Need a job? Cops hiring

February 15, 2008 5:03:46 PM PST
Police departments all over the United States have the problem of not enough officers. But, we found smaller agencies in the Houston area are keeping up by using creative ways to get people to come on board and stay.

Big or small, Texas law enforcement agencies are all competing for the same people. With the applicant pool no longer what it used to be, potential candidates are going where they can get the biggest bang for their buck. No one ever said police recruiting was easy.

"You've got to stay competitive from a lot of different angles in law enforcement to be able to draw," said Chief Mike Baker with Meadows Place Police Department.

These days everyone's got a pitch, but it's even harder when you're the little guy.

Where they once had 60 or 70 applicants test for two positions, Rosenberg police say they're lucky if they get five a month.

"Over the last four or five years when the economy got really good in the Houston area, we realized there were some issues," said Lt. Colin Davidson of the Rosenberg Police Department.

The economy and war have the smaller local law enforcement agencies putting on their game face like never before. While Rosenberg PD offers a four day work week and one weekend day off, Meadows Place Police Department has revamped its salary and benefits package.

"Medical insurance for family coverage is only $20 a month for the employee," Chief Baker said. "That in of itself could translate into a few more thousand dollars a year in an officer's pocket."

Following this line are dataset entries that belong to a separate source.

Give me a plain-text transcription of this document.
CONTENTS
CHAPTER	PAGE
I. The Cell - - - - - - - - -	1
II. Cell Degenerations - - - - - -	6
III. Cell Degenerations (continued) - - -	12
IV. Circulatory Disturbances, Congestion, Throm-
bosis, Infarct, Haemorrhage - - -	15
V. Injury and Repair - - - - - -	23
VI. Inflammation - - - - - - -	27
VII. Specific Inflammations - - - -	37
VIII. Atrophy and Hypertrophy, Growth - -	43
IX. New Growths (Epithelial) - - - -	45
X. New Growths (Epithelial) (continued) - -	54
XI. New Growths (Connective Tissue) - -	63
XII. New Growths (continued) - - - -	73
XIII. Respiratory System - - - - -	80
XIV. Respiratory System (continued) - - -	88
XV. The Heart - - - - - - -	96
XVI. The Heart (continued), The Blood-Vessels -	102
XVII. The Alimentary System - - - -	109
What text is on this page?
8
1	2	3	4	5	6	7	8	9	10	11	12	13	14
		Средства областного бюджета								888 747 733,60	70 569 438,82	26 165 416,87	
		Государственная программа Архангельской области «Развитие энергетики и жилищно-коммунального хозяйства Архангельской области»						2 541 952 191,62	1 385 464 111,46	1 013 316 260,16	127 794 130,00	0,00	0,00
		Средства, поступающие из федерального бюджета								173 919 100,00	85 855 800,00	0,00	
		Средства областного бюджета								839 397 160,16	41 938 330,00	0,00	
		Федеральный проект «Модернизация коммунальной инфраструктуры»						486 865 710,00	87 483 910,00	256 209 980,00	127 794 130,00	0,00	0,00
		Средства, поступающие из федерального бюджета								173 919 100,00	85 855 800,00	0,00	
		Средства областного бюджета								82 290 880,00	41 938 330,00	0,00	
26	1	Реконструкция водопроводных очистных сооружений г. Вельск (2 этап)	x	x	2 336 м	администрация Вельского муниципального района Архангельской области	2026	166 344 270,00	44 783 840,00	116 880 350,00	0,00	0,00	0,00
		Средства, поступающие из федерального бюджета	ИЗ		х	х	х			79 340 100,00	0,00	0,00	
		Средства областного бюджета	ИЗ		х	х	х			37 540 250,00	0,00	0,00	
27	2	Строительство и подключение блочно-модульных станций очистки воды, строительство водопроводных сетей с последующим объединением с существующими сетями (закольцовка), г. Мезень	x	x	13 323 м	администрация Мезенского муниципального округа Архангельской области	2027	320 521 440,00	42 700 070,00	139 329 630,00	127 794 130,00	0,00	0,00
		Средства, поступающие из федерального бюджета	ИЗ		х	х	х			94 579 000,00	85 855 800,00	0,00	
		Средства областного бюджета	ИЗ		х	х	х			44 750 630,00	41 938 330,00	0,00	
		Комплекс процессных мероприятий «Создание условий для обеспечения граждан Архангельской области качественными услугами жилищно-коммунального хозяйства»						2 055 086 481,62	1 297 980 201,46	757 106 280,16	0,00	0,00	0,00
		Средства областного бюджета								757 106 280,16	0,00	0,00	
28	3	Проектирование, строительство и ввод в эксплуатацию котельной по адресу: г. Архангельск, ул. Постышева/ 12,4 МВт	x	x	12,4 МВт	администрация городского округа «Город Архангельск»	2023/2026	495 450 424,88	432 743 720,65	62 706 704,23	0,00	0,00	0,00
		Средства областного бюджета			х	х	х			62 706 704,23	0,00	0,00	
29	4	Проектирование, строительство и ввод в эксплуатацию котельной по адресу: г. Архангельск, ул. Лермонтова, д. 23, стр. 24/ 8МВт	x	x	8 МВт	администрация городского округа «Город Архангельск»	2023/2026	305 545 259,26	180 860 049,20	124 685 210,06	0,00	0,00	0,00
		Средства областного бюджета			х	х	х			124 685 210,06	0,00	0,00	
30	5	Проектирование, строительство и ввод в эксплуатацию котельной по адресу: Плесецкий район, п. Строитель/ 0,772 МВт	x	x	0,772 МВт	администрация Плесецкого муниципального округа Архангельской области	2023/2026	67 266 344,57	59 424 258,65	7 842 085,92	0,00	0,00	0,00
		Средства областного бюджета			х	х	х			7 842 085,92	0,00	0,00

HPD cadets start at $29,000 a year, Clear Lake Shores offers more than $32,000, Rosenberg more than $37,000 and Meadows Place pays $39,000 a year.

Money is not the only incentive.

"The community really likes the police department," said Chief Paul Shelley of the Clear Lake Shores Police Department. "We're very community friendly."

The Clear Lake Shores Police Department prides itself on pro-activity. Salaries only go so far. In the end, job satisfaction may be the most important thing of all.

HPD plans to offer new cadets a $12,000 signing bonus. As many changes as some of the smaller law enforcement agencies have made, they are still looking for ways to remain competitive. Longevity in law enforcement isn't what it used to be.